A final word on Guzman

By now everyone probably knows that Christian Guzman is out for the season, an unfortunate injury for a player who was hitting well for the first time in 6 years and (by all accounts) never stopped playing hard. For the team, the big problem with Guzman being out has nothing to do with this season. If he hit .800 this year, the Nats still aren’t making the playoffs. But it was important to see what he was capable of doing. Well, he’s capable of hitting over .300 with an OPS of .850, at least for 2 months. Whether he can do that for a full season is will not be learned this year. Now, going into 2008, they are apparently planning to start Guzman as their leadoff hitter and SS for the season. The lineup position isn’t important, it can always be juggled, but there is some cause for concern that he will not hit that well again. Unfortunately they have their money invested in someone who has spent the majority of his time with the team on the DL, and most of the remaining time hitting as poor as any starter in the league. They are probably handcuffed to make a move for the future in that position this year, and they probably aren’t too sure of his ability to play 140+ games next season.

The tag that he is a fragile player may not be fair, he actually played in over 140 games for 5 of his first 7 seasons.
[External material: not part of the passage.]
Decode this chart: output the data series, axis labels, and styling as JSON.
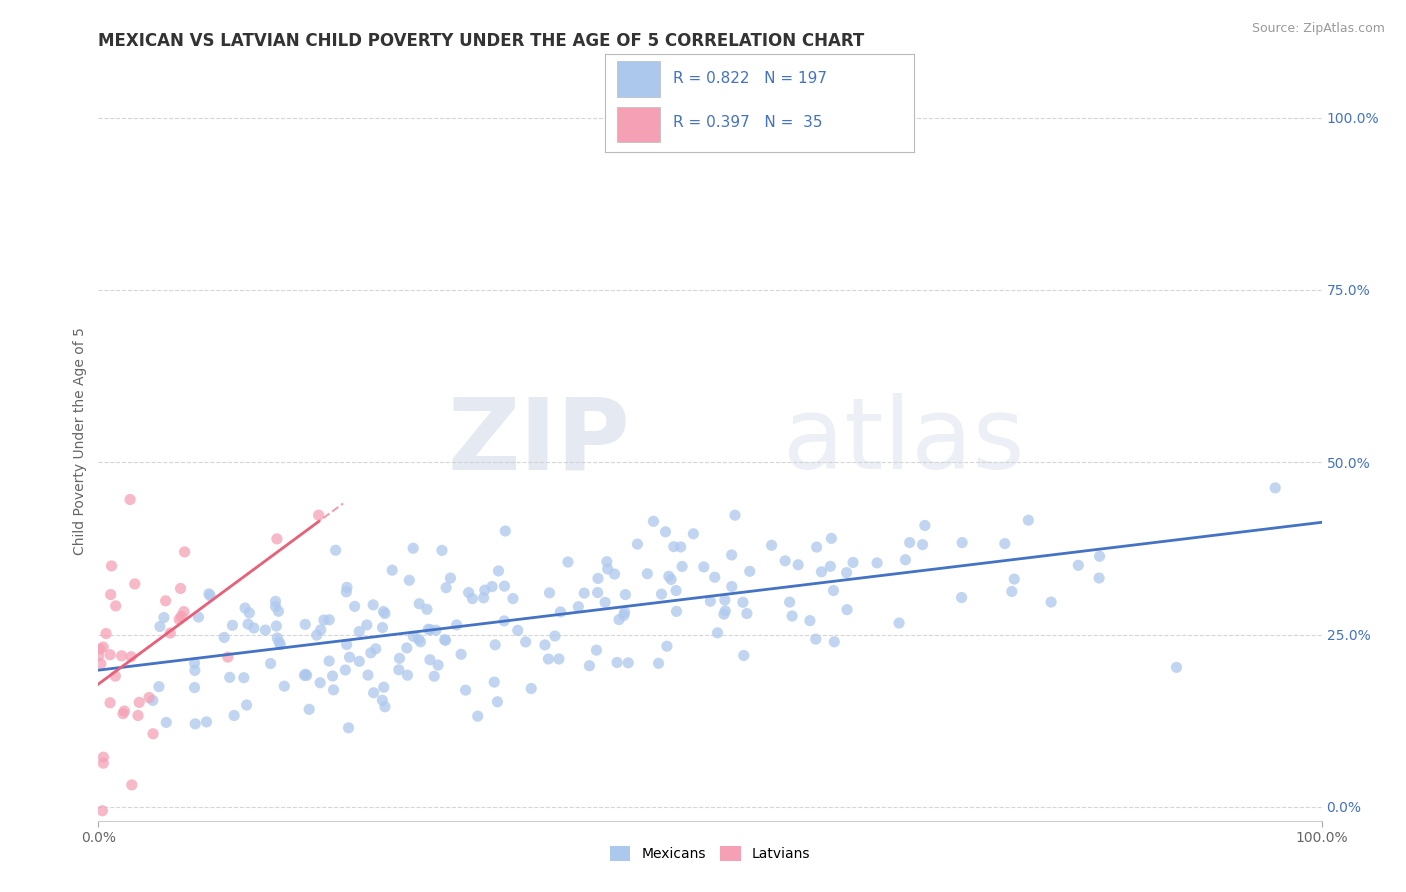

The problems have come after he moved to DC. Since then he has played one terrible season and followed that with 2 seasons where he played a total of 43 games. Regardless of his abilities or, as some believe, lack thereof, Guzman has been an awful investment. The team signed Guzman to a 4 year deal, worth $4.2 million per year, for a total $16.8 million investment, ending in 2008. He is basically the closest thing to a big name free agent this franchise has signed in forever, and they signed him for more money than they have signed anyone for, as far as my research has shown, EVER. In fact, thanks to salary inflation and a lack of signings, there have only been 5 people who have been paid more annually by this franchise (coming from trades and arbitration, but not by free agent signing) – Vlad Guerrero, Jose Virdo, Livan Hernandez, Fernando Tatis, and Javier Vazquez. So far the investment in the light-hitting speedster has yielded 9 SBs and splits of .250/.294/.356. According to sabermetricians, the Nationals were able to win a whopping 4.2 more games over those 3 year with him than if they had just used a replacement level player (Guzman’s WARP-3). Now, with one more year on a contract that the Nats must honor, they are of course going to allow him to start again, not for his ability to hit or field, but because they are paying him to do so.

A Couple of final notes

It will be interesting to see how Felipe Lopez hits now that he doesn’t have to play 2B, where he had yet to claim that he felt comfortable. Shawn Hill has begun throwing again, and will hopefully be back by the end of the month.